Marks & Spencer chairman and former Tory MP Archie Norman has accused the EU of making “highly bureaucratic” and “pointless” proposals over the Northern Ireland protocol.
The businessman claimed requirements on the movement of goods to the Republic of Ireland are “very, very onerous” and cost “about £30 million” to follow.
Speaking to BBC R4’s Today programme, he said the bloc wanted “comparable controls” to be imposed on the flow of products from the mainland to Northern Ireland, which would dramatically hinder trade.
“At the moment, wagons arriving in the Republic of Ireland have to carry 700 pages of documentation. It takes about eight hours to prepare the documentation. Some of the descriptors, particularly of animal products, have to be in Latin. It has to be in a certain typeface. We employ 13 vets in Motherwell to prepare it all,” he said.
Mr Norman claimed the introduction of similar requirements for goods moving to Northern Ireland would stop trade altogether in some instances, as small businesses would buckle under the costs of the red tape.

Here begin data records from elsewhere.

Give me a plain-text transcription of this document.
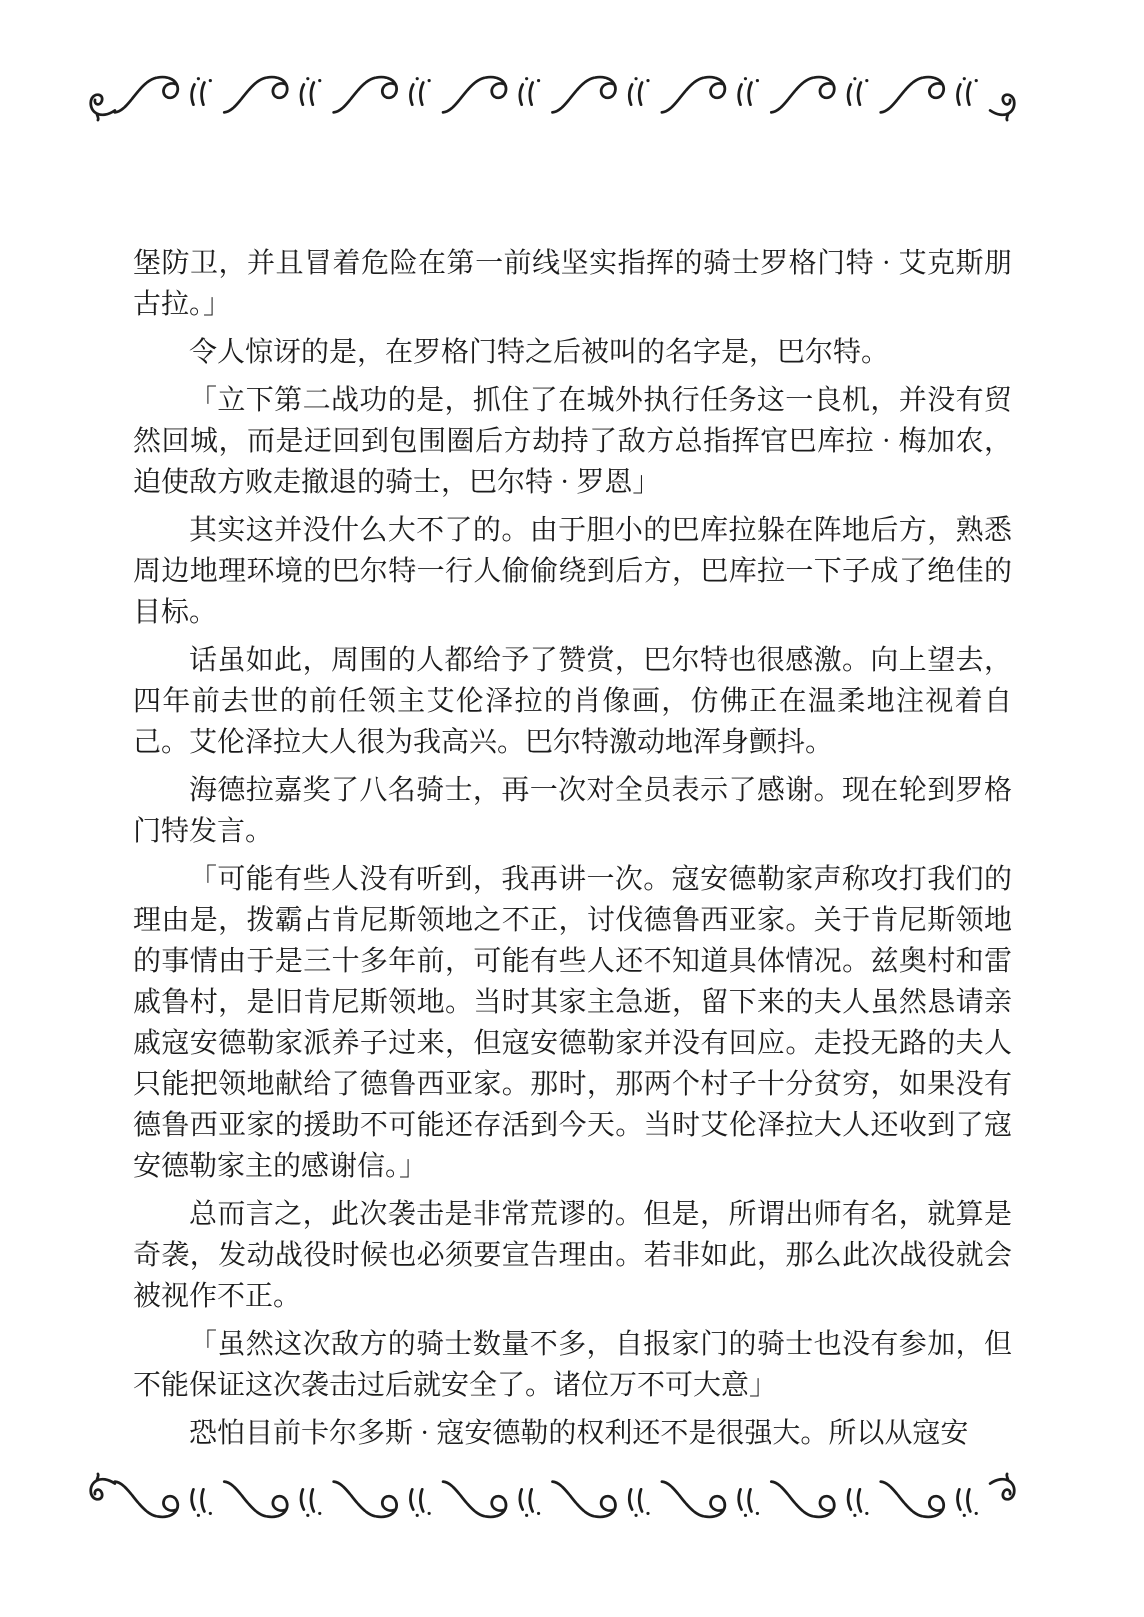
堡防卫，并且冒着危险在第一前线坚实指挥的骑士罗格门特 · 艾克斯朋古拉。」

令人惊讶的是，在罗格门特之后被叫的名字是，巴尔特。

「立下第二战功的是，抓住了在城外执行任务这一良机，并没有贸然回城，而是迂回到包围圈后方劫持了敌方总指挥官巴库拉 · 梅加农，迫使敌方败走撤退的骑士，巴尔特 · 罗恩」

其实这并没什么大不了的。由于胆小的巴库拉躲在阵地后方，熟悉周边地理环境的巴尔特一行人偷偷绕到后方，巴库拉一下子成了绝佳的目标。

话虽如此，周围的人都给予了赞赏，巴尔特也很感激。向上望去，四年前去世的前任领主艾伦泽拉的肖像画，仿佛正在温柔地注视着自己。艾伦泽拉大人很为我高兴。巴尔特激动地浑身颤抖。

海德拉嘉奖了八名骑士，再一次对全员表示了感谢。现在轮到罗格门特发言。

「可能有些人没有听到，我再讲一次。寇安德勒家声称攻打我们的理由是，拨霸占肯尼斯领地之不正，讨伐德鲁西亚家。关于肯尼斯领地的事情由于是三十多年前，可能有些人还不知道具体情况。兹奥村和雷戚鲁村，是旧肯尼斯领地。当时其家主急逝，留下来的夫人虽然恳请亲戚寇安德勒家派养子过来，但寇安德勒家并没有回应。走投无路的夫人只能把领地献给了德鲁西亚家。那时，那两个村子十分贫穷，如果没有德鲁西亚家的援助不可能还存活到今天。当时艾伦泽拉大人还收到了寇安德勒家主的感谢信。」

总而言之，此次袭击是非常荒谬的。但是，所谓出师有名，就算是奇袭，发动战役时候也必须要宣告理由。若非如此，那么此次战役就会被视作不正。

「虽然这次敌方的骑士数量不多，自报家门的骑士也没有参加，但不能保证这次袭击过后就安全了。诸位万不可大意」

恐怕目前卡尔多斯 · 寇安德勒的权利还不是很强大。所以从寇安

“Incidentally that means that every piece of butter in a sandwich has to have an EU vet certificate, so it’s highly bureaucratic and pretty pointless,” he said.
But his complaints were questioned by Sinn Fein MP Chris Hazzard, who said sandwiches for all 38 M&S stores were produced in Newry in Northern Ireland.
Mr Hazzard wrote on Twitter: “Inconceivable that the M&S chief didn’t know this!?! Perhaps Protocol realities are an inconvenient nuisance for this ex-Tory MP?”
Mr Norman said the purpose of customs rules was to protect consumers from “unsafe food arriving from some far-flung country” but that UK food standards are “equivalent or higher” than the EU’s.
Mr Norman defended the UK Government’s approach to the protocol as the “triumph of common sense over rules-based mentality”.
“What the British Government is proposing at the moment seems to me a triumph of common sense over rules-based mentality and will make sure at a time of inflation that the Northern Irish people can get the fresh food that they’re used to and entitled to,” he said.
Mr Norman became chairman of M&S in 2017 after serving as a Conservative MP in Tunbridge Wells and as shadow environment secretary in 2000.
The Foreign Secretary will on Tuesday declare her intention to bring forward legislation which rips up parts of the UK’s post-Brexit trade deal on Northern Ireland.
It is understood that Liz Truss will make the announcement in a statement to the Commons following a full Cabinet meeting, in an attempt to restore power-sharing in the region.
The row over the Northern Ireland protocol has created an impasse in efforts to form a new Executive in Stormont, with the Democratic Unionist Party refusing to join an administration unless its concerns over the arrangements are addressed.
The move to rewrite parts of the deal could risk a trade war with the European Union but the Foreign Office has insisted it “isn’t about picking a fight with the EU” and that Ms Truss’s priority is to uphold the Good Friday Agreement.